3

We have a table business_users with a user_id and business_id and we have duplicates. How can I write a query that will delete all duplicates except for one?

MvG
  • 57,380
  • 22
  • 148
  • 276
Matt Elhotiby
  • 43,028
  • 85
  • 218
  • 321
  • 1
    Click through the related questions. I found a bunch of ideas to try a few weeks ago when I was looking for this problem. I mixed and matched a few to get the desired results. – MetalFrog Sep 18 '12 at 18:39
  • 2
    Do you have any primary key, or other unique constraint, on this table? Or are `user_id` and `business_id` the only columns, such that entire rows are duplicated? – ruakh Sep 18 '12 at 18:43
  • Looks like a duplicate of http://stackoverflow.com/questions/672702/how-to-delete-duplicates-in-mysql-table?rq=1 – cptScarlet Sep 18 '12 at 18:44
  • yes there is a `id` as the primary key – Matt Elhotiby Sep 18 '12 at 18:52

2 Answers2

10

Completely identical rows

If you want to avoid completely identical rows, as I understood your question at first, then you can select unique rows to a separate table and recreate the table data from that.

CREATE TEMPORARY TABLE tmp SELECT DISTINCT * FROM business_users;
DELETE FROM business_users;
INSERT INTO business_users SELECT * FROM tmp;
DROP TABLE tmp;

Be careful if there are any foreign key constraints referencing this table, though, as the temporary deletion of rows might lead to cascaded deletions elsewhere.

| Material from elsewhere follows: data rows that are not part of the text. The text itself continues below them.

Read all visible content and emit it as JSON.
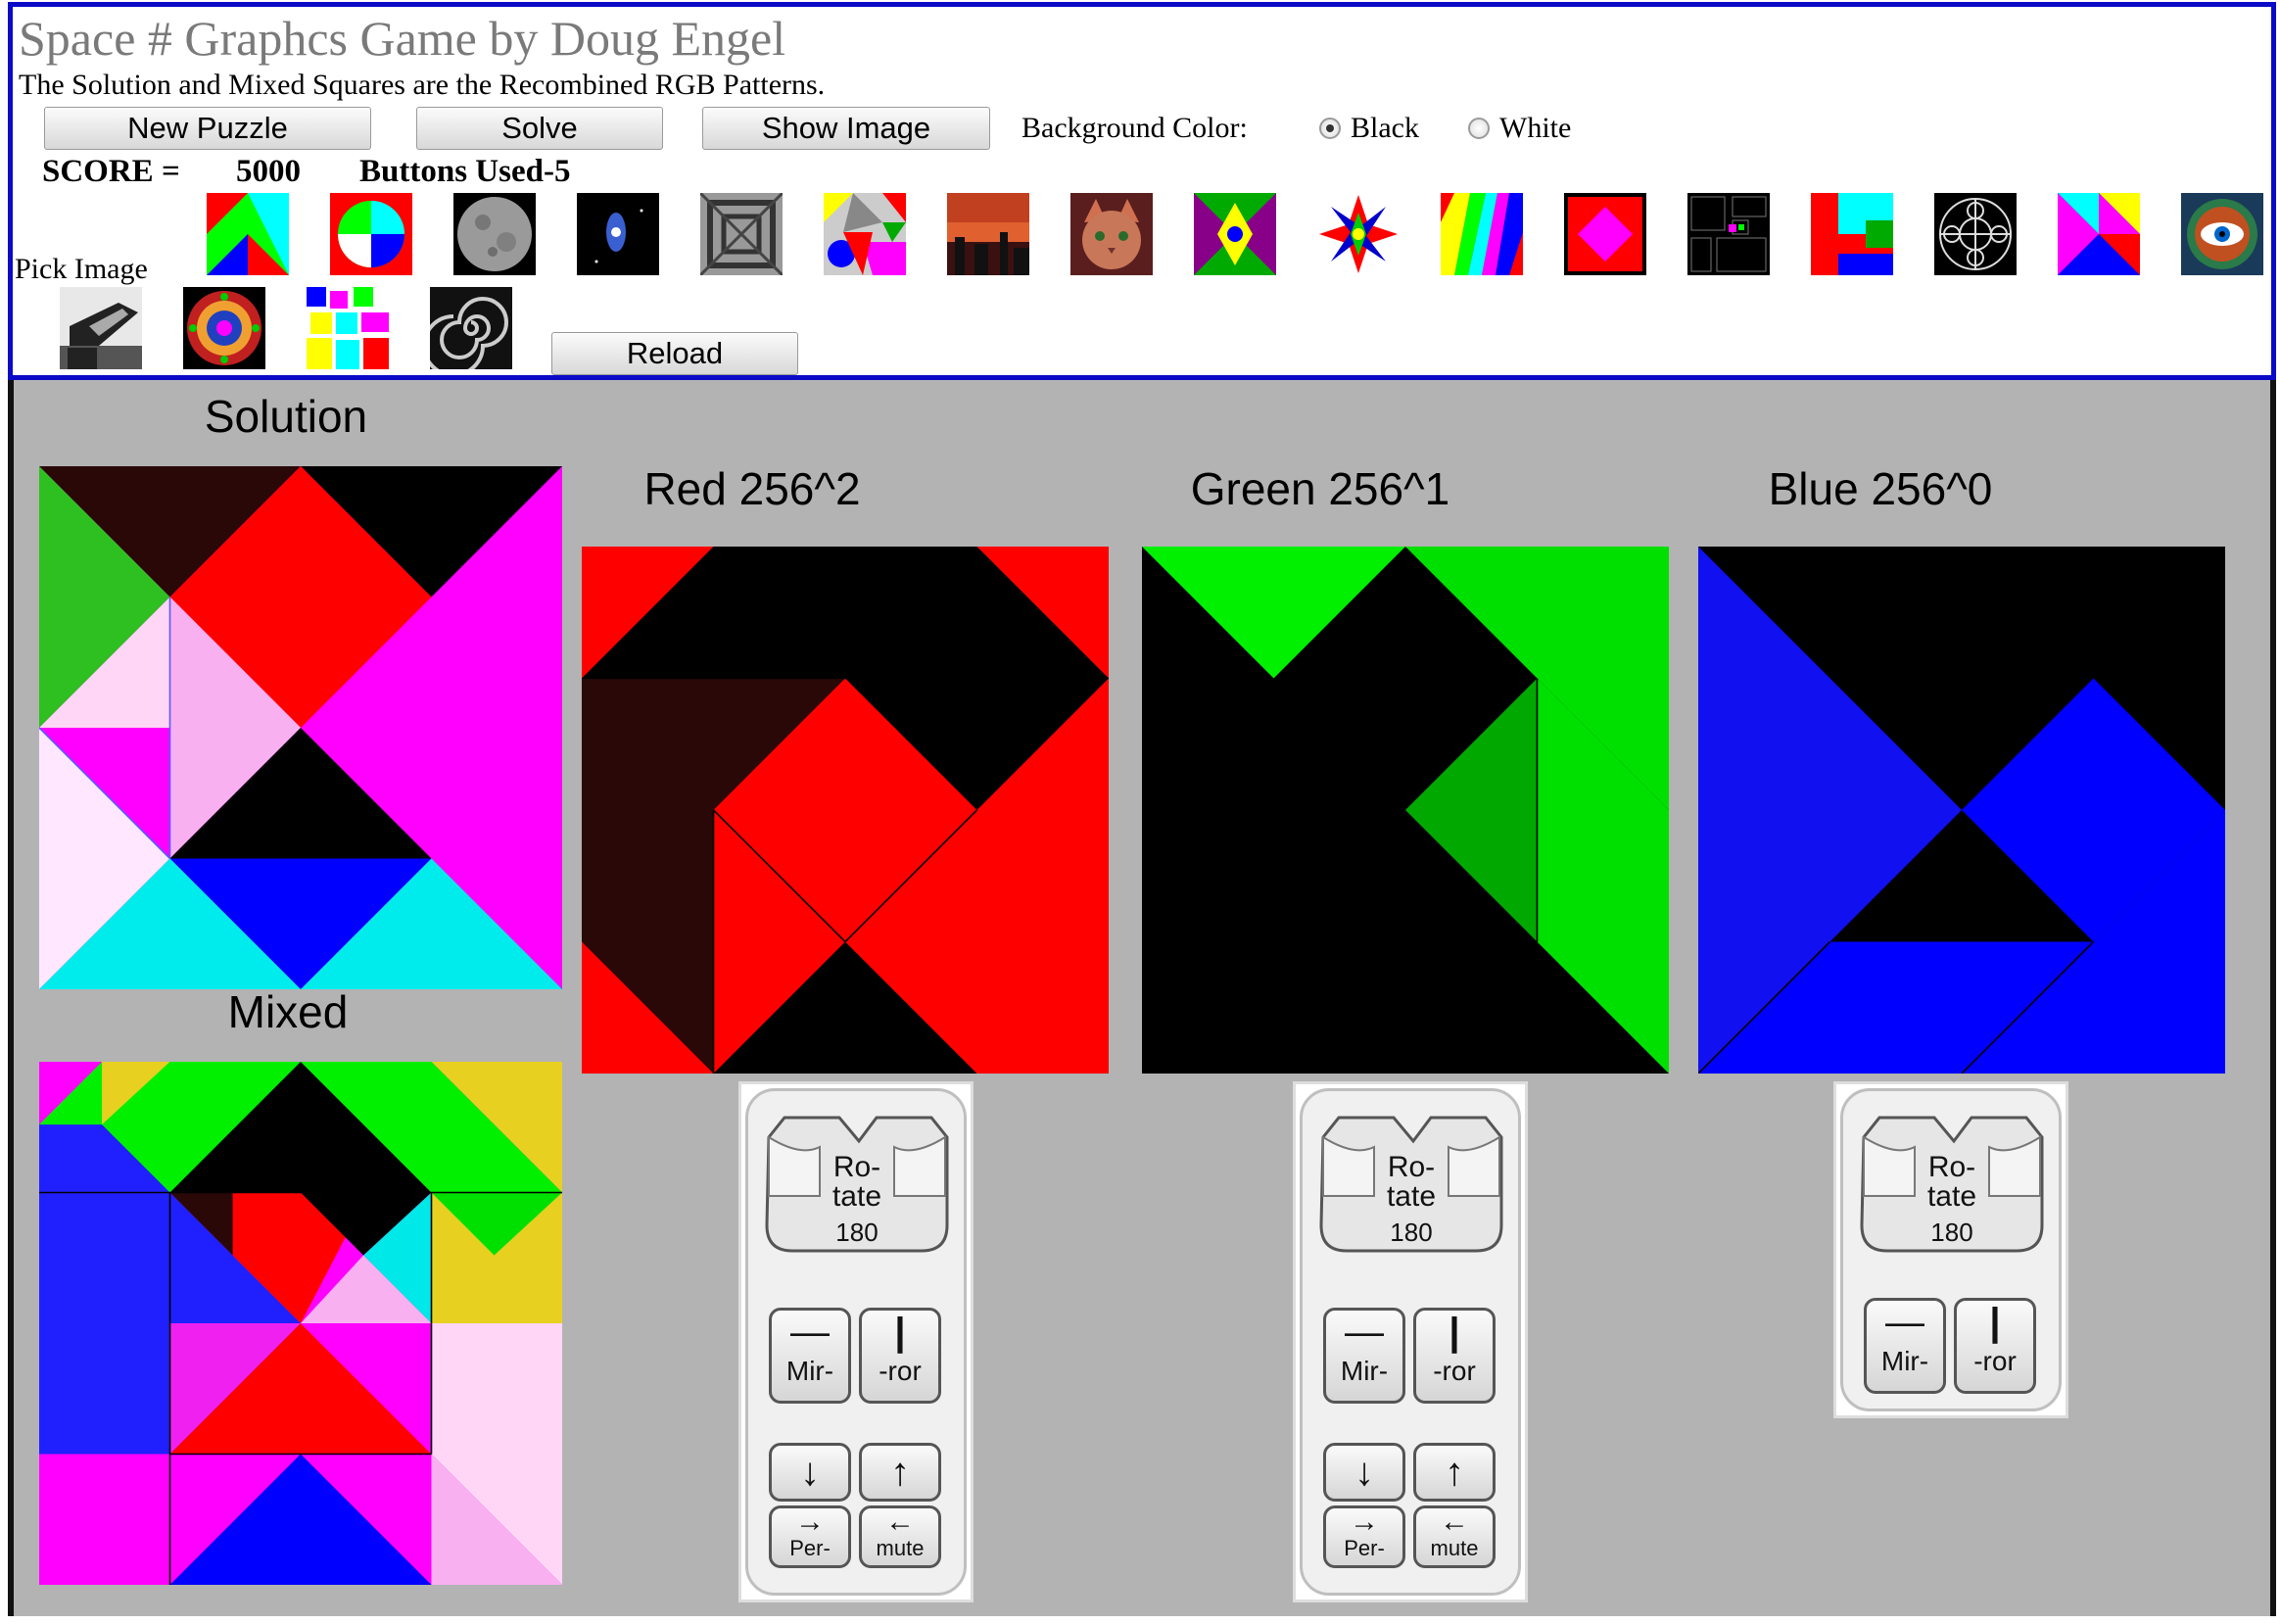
{
  "header": {
    "title": "Space # Graphcs Game by Doug Engel",
    "subtitle": "The Solution and Mixed Squares are the Recombined RGB Patterns.",
    "buttons": {
      "new_puzzle": "New Puzzle",
      "solve": "Solve",
      "show_image": "Show Image",
      "reload": "Reload"
    },
    "background_label": "Background Color:",
    "background_options": [
      {
        "label": "Black",
        "selected": true
      },
      {
        "label": "White",
        "selected": false
      }
    ],
    "score_label": "SCORE =",
    "score_value": "5000",
    "buttons_used": "Buttons Used-5",
    "pick_image_label": "Pick Image"
  },
  "panels": {
    "solution_title": "Solution",
    "mixed_title": "Mixed",
    "red_title": "Red 256^2",
    "green_title": "Green 256^1",
    "blue_title": "Blue 256^0"
  },
  "controls": {
    "rotate_line1": "Ro-",
    "rotate_line2": "tate",
    "rotate_degrees": "180",
    "mirror_left": "Mir-",
    "mirror_right": "-ror",
    "mirror_left_symbol": "—",
    "mirror_right_symbol": "|",
    "permute_down": "↓",
    "permute_up": "↑",
    "permute_right_arrow": "→",
    "permute_left_arrow": "←",
    "permute_left": "Per-",
    "permute_right": "mute"
  },
  "colors": {
    "header_border": "#0a0ac8",
    "game_background": "#b3b3b3",
    "red": "#ff0000",
    "green": "#00e000",
    "blue": "#0000ff"
  },
  "thumbnails": [
    "tangram-thumbnail",
    "circle-tangram-thumbnail",
    "moon-thumbnail",
    "galaxy-thumbnail",
    "moire-pattern-thumbnail",
    "colored-mosaic-thumbnail",
    "sunset-city-thumbnail",
    "cat-thumbnail",
    "kaleidoscope-thumbnail",
    "star-burst-thumbnail",
    "rainbow-stripes-thumbnail",
    "red-diamond-thumbnail",
    "black-tiles-thumbnail",
    "color-blocks-thumbnail",
    "circle-ornament-thumbnail",
    "triangle-tangram-thumbnail",
    "eye-mandala-thumbnail",
    "penguin-statue-thumbnail",
    "rose-window-thumbnail",
    "pastel-squares-thumbnail",
    "spiral-thumbnail"
  ]
}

Introducing a unique constraint

If you only care about pairs of user_id and business_id, you probably want to avoid introducing duplicates in the future. You can move the existing data to a temporary table, add a constraint, and then move the table data back, ignoring duplicates.

CREATE TEMPORARY TABLE tmp SELECT * FROM business_users;
DELETE FROM business_users;
ALTER TABLE business_users ADD UNIQUE (user_id, business_id);
INSERT IGNORE INTO business_users SELECT * FROM tmp;
DROP TABLE tmp;

The above answer is based on this answer. The warning about foreign keys applies just as it did in the section above.

One-shot removal

If you only want to execute a single query, without modifying the table structure in any way, and you have a primary key id identifying each row, then you can try the following:

DELETE FROM business_users WHERE id NOT IN
    (SELECT MIN(id) FROM business_users GROUP BY user_id, business_id);

A similar idea was previously suggested by this answer.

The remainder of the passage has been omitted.